How much do intentions matter?

I think, in one sense, they matter a great deal. I recall a vivid example in CS Lewis's Screwtape Letters how frustrated Satan was with God who was happy with some soul's actions, even though the action was wrong,. The man INTENDED good, and really believed he was doing good, and God based His judgment of the man on that, NOT on the action.

On the other hand, I have heard many times that intentions are not that important, your actions are. I forget the saints and quotes (but I know of at least a half dozen). Things like:
The road to hell is paved with good intentions....

Perhaps a key is to look at how often our good intentions are acted upon. How often do we DO what we intend to do. If most of the time we DO, then that is good. If most of the time we DON'T, then maybe we need to look at our lives a little more closely.

If it is my intention to pray a daily rosary, that IS a good intention. Certainly a better intention than to NOT pray the roasry daily. BUT, if my actions show that I only do it 5% of the time, am I lying to myself?
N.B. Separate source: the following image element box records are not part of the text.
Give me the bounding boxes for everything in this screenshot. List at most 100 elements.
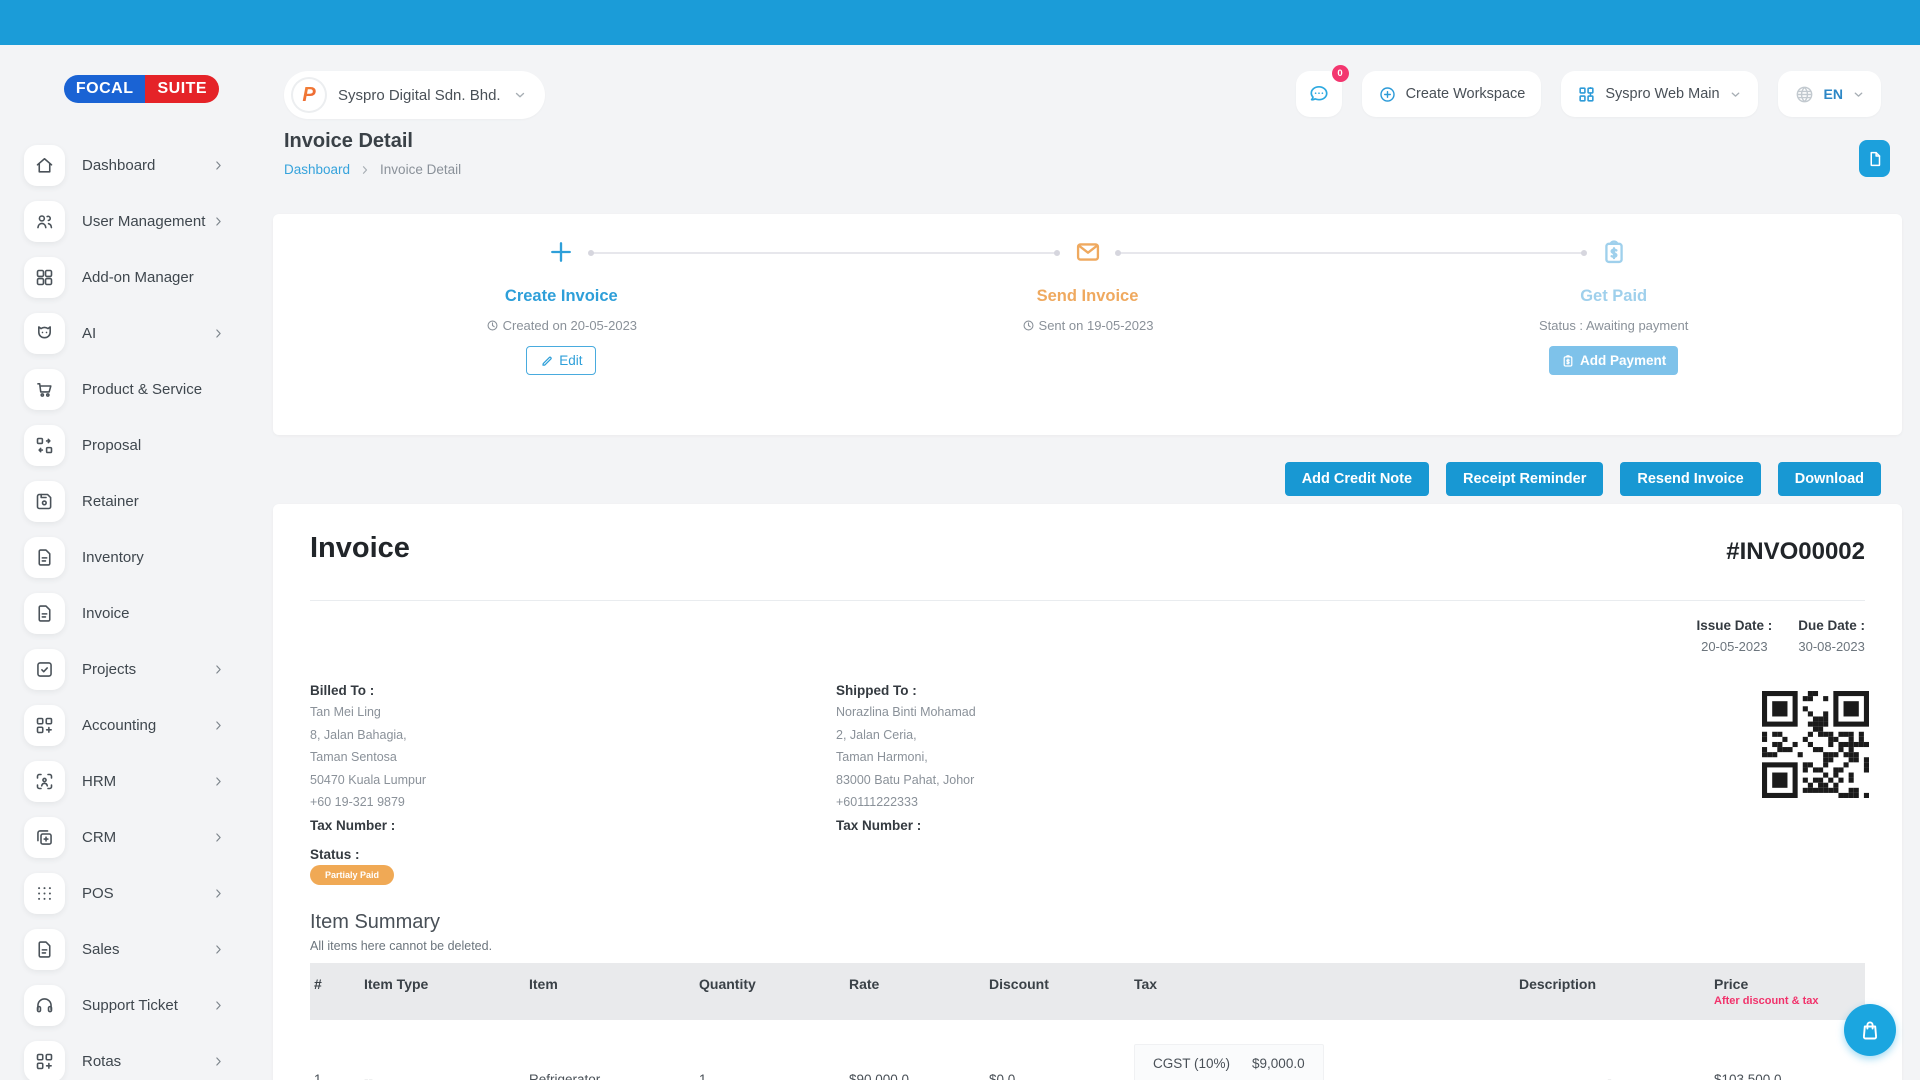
sidebar-item-label: Product & Service: [82, 381, 202, 398]
sidebar: FOCAL SUITE Dashboard User Management Add-…: [0, 45, 283, 1080]
workspace-selector[interactable]: Syspro Web Main: [1561, 71, 1757, 117]
sidebar-item-product-service[interactable]: Product & Service: [24, 367, 283, 412]
invoice-number: #INVO00002: [1726, 538, 1865, 566]
sidebar-item-rotas[interactable]: Rotas: [24, 1039, 283, 1080]
plus-icon: [547, 238, 575, 266]
chevron-right-icon: [212, 159, 225, 172]
users-icon: [24, 201, 65, 242]
pencil-icon: [540, 354, 554, 368]
sidebar-item-pos[interactable]: POS: [24, 871, 283, 916]
column-header-quantity: Quantity: [695, 963, 845, 1020]
chat-button[interactable]: 0: [1296, 71, 1342, 117]
sidebar-item-inventory[interactable]: Inventory: [24, 535, 283, 580]
company-selector[interactable]: P Syspro Digital Sdn. Bhd.: [284, 71, 545, 119]
sidebar-item-label: Projects: [82, 661, 136, 678]
edit-button[interactable]: Edit: [526, 346, 596, 375]
scan-user-icon: [34, 771, 55, 792]
chevron-down-icon: [1852, 88, 1865, 101]
tax-name: CGST (10%): [1153, 1056, 1230, 1071]
step-send-invoice: Send InvoiceSent on 19-05-2023: [928, 238, 1248, 333]
column-header-description: Description: [1515, 963, 1710, 1020]
button-label: Add Payment: [1580, 353, 1666, 368]
billed-tax-number-label: Tax Number :: [310, 818, 640, 833]
sidebar-item-add-on-manager[interactable]: Add-on Manager: [24, 255, 283, 300]
sidebar-item-user-management[interactable]: User Management: [24, 199, 283, 244]
column-header-item-type: Item Type: [360, 963, 525, 1020]
sidebar-item-label: Accounting: [82, 717, 156, 734]
check-square-icon: [34, 659, 55, 680]
chevron-right-icon: [212, 831, 225, 844]
column-header-price: PriceAfter discount & tax: [1710, 963, 1865, 1020]
grid-plus-icon: [24, 1041, 65, 1080]
price-note: After discount & tax: [1714, 995, 1855, 1007]
clock-icon: [486, 319, 499, 332]
grid4-icon: [34, 267, 55, 288]
invoice-dates: Issue Date : 20-05-2023 Due Date : 30-08…: [1696, 618, 1865, 654]
sidebar-item-label: Dashboard: [82, 157, 155, 174]
mail-icon: [928, 238, 1248, 268]
cart-icon: [34, 379, 55, 400]
column-header-rate: Rate: [845, 963, 985, 1020]
cell-price: $103,500.0: [1710, 1020, 1865, 1080]
grid-plus-icon: [24, 705, 65, 746]
status-label: Status :: [310, 847, 360, 862]
create-workspace-button[interactable]: Create Workspace: [1362, 71, 1542, 117]
sidebar-item-invoice[interactable]: Invoice: [24, 591, 283, 636]
issue-date-block: Issue Date : 20-05-2023: [1696, 618, 1772, 654]
dots-icon: [24, 873, 65, 914]
status-badge: Partialy Paid: [310, 865, 394, 885]
document-quick-button[interactable]: [1859, 140, 1890, 177]
workspace-name: Syspro Web Main: [1605, 86, 1719, 102]
step-subtitle-text: Created on 20-05-2023: [503, 318, 637, 333]
item-table-body: 1--Refrigerator1$90,000.0$0.0CGST (10%)$…: [310, 1020, 1865, 1080]
sidebar-item-proposal[interactable]: Proposal: [24, 423, 283, 468]
transform-icon: [34, 435, 55, 456]
sidebar-item-hrm[interactable]: HRM: [24, 759, 283, 804]
headphones-icon: [24, 985, 65, 1026]
resend-invoice-button[interactable]: Resend Invoice: [1620, 462, 1760, 496]
brand-logo[interactable]: FOCAL SUITE: [0, 75, 283, 103]
clipboard-dollar-icon: [1600, 238, 1628, 266]
sidebar-menu: Dashboard User Management Add-on Manager AI…: [0, 143, 283, 1080]
chevron-right-icon: [212, 999, 225, 1012]
cell-num: 1: [310, 1020, 360, 1080]
due-date-label: Due Date :: [1798, 618, 1865, 633]
breadcrumb-dashboard-link[interactable]: Dashboard: [284, 162, 350, 177]
address-line: Taman Harmoni,: [836, 750, 1166, 764]
cat-icon: [34, 323, 55, 344]
sidebar-item-sales[interactable]: Sales: [24, 927, 283, 972]
sidebar-item-dashboard[interactable]: Dashboard: [24, 143, 283, 188]
sidebar-item-crm[interactable]: CRM: [24, 815, 283, 860]
cart-floating-button[interactable]: [1844, 1004, 1896, 1056]
chat-badge: 0: [1332, 65, 1349, 82]
plus-icon: [401, 238, 721, 268]
sidebar-item-ai[interactable]: AI: [24, 311, 283, 356]
billed-to-block: Billed To : Tan Mei Ling8, Jalan Bahagia…: [310, 683, 640, 833]
sidebar-item-projects[interactable]: Projects: [24, 647, 283, 692]
item-summary-note: All items here cannot be deleted.: [310, 939, 492, 953]
step-title: Get Paid: [1454, 287, 1774, 306]
cell-description: -: [1515, 1020, 1710, 1080]
sidebar-item-accounting[interactable]: Accounting: [24, 703, 283, 748]
step-subtitle-text: Sent on 19-05-2023: [1039, 318, 1154, 333]
chevron-right-icon: [212, 1055, 225, 1068]
cell-tax: CGST (10%)$9,000.0: [1130, 1020, 1515, 1080]
sidebar-item-label: User Management: [82, 213, 205, 230]
address-line: 83000 Batu Pahat, Johor: [836, 773, 1166, 787]
sidebar-item-support-ticket[interactable]: Support Ticket: [24, 983, 283, 1028]
add-credit-note-button[interactable]: Add Credit Note: [1285, 462, 1429, 496]
receipt-reminder-button[interactable]: Receipt Reminder: [1446, 462, 1603, 496]
language-selector[interactable]: EN: [1778, 71, 1881, 117]
company-logo-icon: P: [292, 78, 326, 112]
download-button[interactable]: Download: [1778, 462, 1881, 496]
document-icon: [1866, 150, 1884, 168]
add-payment-button[interactable]: Add Payment: [1549, 346, 1678, 375]
address-line: +60 19-321 9879: [310, 795, 640, 809]
brand-logo-focal: FOCAL: [64, 75, 146, 103]
headphones-icon: [34, 995, 55, 1016]
save-icon: [24, 481, 65, 522]
mail-icon: [1074, 238, 1102, 266]
sidebar-item-retainer[interactable]: Retainer: [24, 479, 283, 524]
address-line: Taman Sentosa: [310, 750, 640, 764]
cat-icon: [24, 313, 65, 354]
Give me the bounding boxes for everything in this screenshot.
Is it REALLY my intention to pray the rosary daily? If that IS my inetntion, WHAT am I doing to make it a reality? What's getting in the way of my doing it? Why? What can I change?

True, sometimes, for most of us, there are areas in our life we truly WANT to change but struggle with almost continuously. (Think here of the same sins you confess OVER AND OVER AND OVER again.) Our intention is to overcome them. And I DO think, that with the grace of God, we can (eventually) overcome them. But it's also kind of like the grace of God (usually) gives us the strength to do it. Not that it is automatically "fixed" when we pray. We must DO our part. Over and over and over. And keep checking oursleves, refining. (That is one reason why frequent confession is good, I think...) To amend our lives (sometimes I REALLY hate that part of the Act of Contrition) means to change. Good intentions are good, they are not enough.
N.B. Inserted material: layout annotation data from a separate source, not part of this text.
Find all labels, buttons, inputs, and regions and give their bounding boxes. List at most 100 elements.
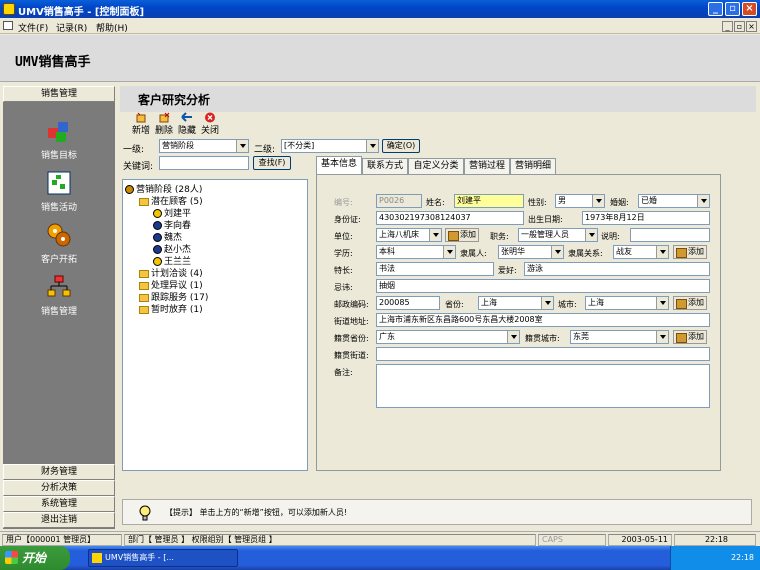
add-relation-button[interactable]: 添加 [673,245,707,259]
menu-file[interactable]: 文件(F) [18,21,48,34]
tab-sales-process[interactable]: 营销过程 [464,158,510,174]
prov-select[interactable]: 上海 [478,296,554,310]
sidebar-item-sales-target[interactable]: 销售目标 [3,118,115,161]
native-city-label: 籍贯城市: [525,334,560,343]
customer-tree[interactable]: 营销阶段 (28人) 潜在顾客 (5) 刘建平 李向春 魏杰 赵小杰 王兰兰 计… [122,179,308,471]
sidebar-section-finance[interactable]: 财务管理 [3,464,115,480]
relation-select[interactable]: 战友 [613,245,669,259]
activity-icon [47,171,71,195]
sidebar-section-analysis[interactable]: 分析决策 [3,480,115,496]
sidebar-section-logout[interactable]: 退出注销 [3,512,115,528]
sidebar-section-system[interactable]: 系统管理 [3,496,115,512]
tab-sales-detail[interactable]: 营销明细 [510,158,556,174]
mdi-close-button[interactable]: × [746,21,757,32]
hide-button[interactable]: 隐藏 [176,112,198,136]
hobby-field[interactable]: 游泳 [524,262,710,276]
city-select[interactable]: 上海 [585,296,669,310]
sidebar-item-customer-dev[interactable]: 客户开拓 [3,222,115,265]
remark-field[interactable] [376,364,710,408]
birth-field[interactable]: 1973年8月12日 [582,211,710,225]
tab-custom-category[interactable]: 自定义分类 [408,158,464,174]
keyword-input[interactable] [159,156,249,170]
level1-select[interactable]: 营销阶段 [159,139,249,153]
start-button[interactable]: 开始 [0,546,70,570]
close-window-button[interactable]: × [742,2,757,16]
id-field: P0026 [376,194,422,208]
add-unit-button[interactable]: 添加 [445,228,479,242]
level2-select[interactable]: [不分类] [281,139,379,153]
app-icon [3,3,15,15]
menu-help[interactable]: 帮助(H) [96,21,128,34]
chevron-down-icon [701,199,707,203]
status-dept: 部门【 管理员 】 权限组别【 管理员组 】 [124,534,536,546]
mdi-minimize-button[interactable]: _ [722,21,733,32]
arrow-left-icon [181,112,192,122]
cubes-icon [48,122,68,142]
chevron-down-icon [433,233,439,237]
folder-icon [139,197,149,206]
mdi-restore-button[interactable]: ▫ [734,21,745,32]
hobby-label: 爱好: [498,266,517,275]
taskbar-app-button[interactable]: UMV销售高手 - [... [88,549,238,567]
tab-basic-info[interactable]: 基本信息 [316,156,362,174]
taboo-label: 忌讳: [334,283,353,292]
skill-field[interactable]: 书法 [376,262,494,276]
folder-icon [139,293,149,302]
name-label: 姓名: [426,198,445,207]
chevron-down-icon [660,250,666,254]
tab-contact[interactable]: 联系方式 [362,158,408,174]
close-button[interactable]: 关闭 [199,112,221,136]
add-native-city-button[interactable]: 添加 [673,330,707,344]
search-button[interactable]: 查找(F) [253,156,291,170]
app-header: UMV销售高手 [0,35,760,82]
idcard-field[interactable]: 430302197308124037 [376,211,524,225]
sidebar-item-label: 销售目标 [40,151,77,161]
chevron-down-icon [240,144,246,148]
note-field[interactable] [630,228,710,242]
tip-bar: 【提示】 单击上方的“新增”按钮，可以添加新人员! [122,499,752,525]
chevron-down-icon [370,144,376,148]
person-icon [153,221,162,230]
post-select[interactable]: 一般管理人员 [518,228,598,242]
name-field[interactable]: 刘建平 [454,194,524,208]
delete-icon [159,112,170,123]
native-prov-select[interactable]: 广东 [376,330,520,344]
level1-label: 一级: [123,145,145,155]
new-button[interactable]: 新增 [130,112,152,136]
native-city-select[interactable]: 东莞 [570,330,669,344]
edu-select[interactable]: 本科 [376,245,456,259]
prov-label: 省份: [445,300,464,309]
chevron-down-icon [660,335,666,339]
gender-label: 性别: [528,198,547,207]
sidebar-item-sales-activity[interactable]: 销售活动 [3,170,115,213]
idcard-label: 身份证: [334,215,361,224]
tip-text: 【提示】 单击上方的“新增”按钮，可以添加新人员! [165,508,348,517]
confirm-button[interactable]: 确定(O) [382,139,420,153]
remark-label: 备注: [334,368,353,377]
skill-label: 特长: [334,266,353,275]
sidebar-section-sales[interactable]: 销售管理 [3,86,115,102]
taboo-field[interactable]: 抽烟 [376,279,710,293]
zip-field[interactable]: 200085 [376,296,440,310]
marriage-select[interactable]: 已婚 [638,194,710,208]
street-field[interactable]: 上海市浦东新区东昌路600号东昌大楼2008室 [376,313,710,327]
gender-select[interactable]: 男 [555,194,605,208]
minimize-button[interactable]: _ [708,2,723,16]
maximize-button[interactable]: ▫ [725,2,740,16]
belong-select[interactable]: 张明华 [498,245,564,259]
status-bar: 用户【000001 管理员】 部门【 管理员 】 权限组别【 管理员组 】 CA… [0,531,760,546]
org-chart-icon [47,275,71,297]
sidebar-item-sales-manage[interactable]: 销售管理 [3,274,115,317]
add-city-button[interactable]: 添加 [673,296,707,310]
status-user: 用户【000001 管理员】 [2,534,122,546]
page-title: 客户研究分析 [138,93,211,107]
menu-record[interactable]: 记录(R) [56,21,87,34]
street-label: 街道地址: [334,317,369,326]
unit-select[interactable]: 上海八机床 [376,228,442,242]
native-street-field[interactable] [376,347,710,361]
delete-button[interactable]: 删除 [153,112,175,136]
title-bar: UMV销售高手 - [控制面板] _ ▫ × [0,0,760,18]
birth-label: 出生日期: [528,215,563,224]
tree-node-group[interactable]: 暂时放弃 (1) [139,302,203,315]
id-label: 编号: [334,198,353,207]
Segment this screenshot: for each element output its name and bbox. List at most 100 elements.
Just thinking about this..... Not suggesting right or wrong answers....

Choose God,


I think you’re using the word “intention” in two different senses.

When we use the word in one sense, we are talking about acting with a particular goal in mind, the goal being your intention. (That goal might be to use some particular means, and need not only be an end.) If the action is chosen erroneously, meaning you believe it will further the goal when it will not, CS Lewis is saying that you will be judged on your intention; that is, that you will be judged to have acted in good faith in order to reach a virtuous goal, rather than being judged on the outcome you actually got.

Used in another sense, we are talking about having a goal but not acting on it. In this case, you know the goal is worthwhile, but you do nothing to reach it. You haven’t acted in a way that is realistically going to accomplish anything, even from your own standpoint. This is the kind of intentions that pave the way to hell: that is, goals which we recognize to be good but which we do not act to reach.

Now, I suppose there is an overlap, which I would call “magical thinking”, that actually believes that having a goal is substantially the same as acting so as to possibly reach it. Luckily, it is the Lord that sorts these things out when it comes to judgement. As for us, we do the best we know, and when we know better, we ought to do better.


EasterJoy hit the nail on the head here.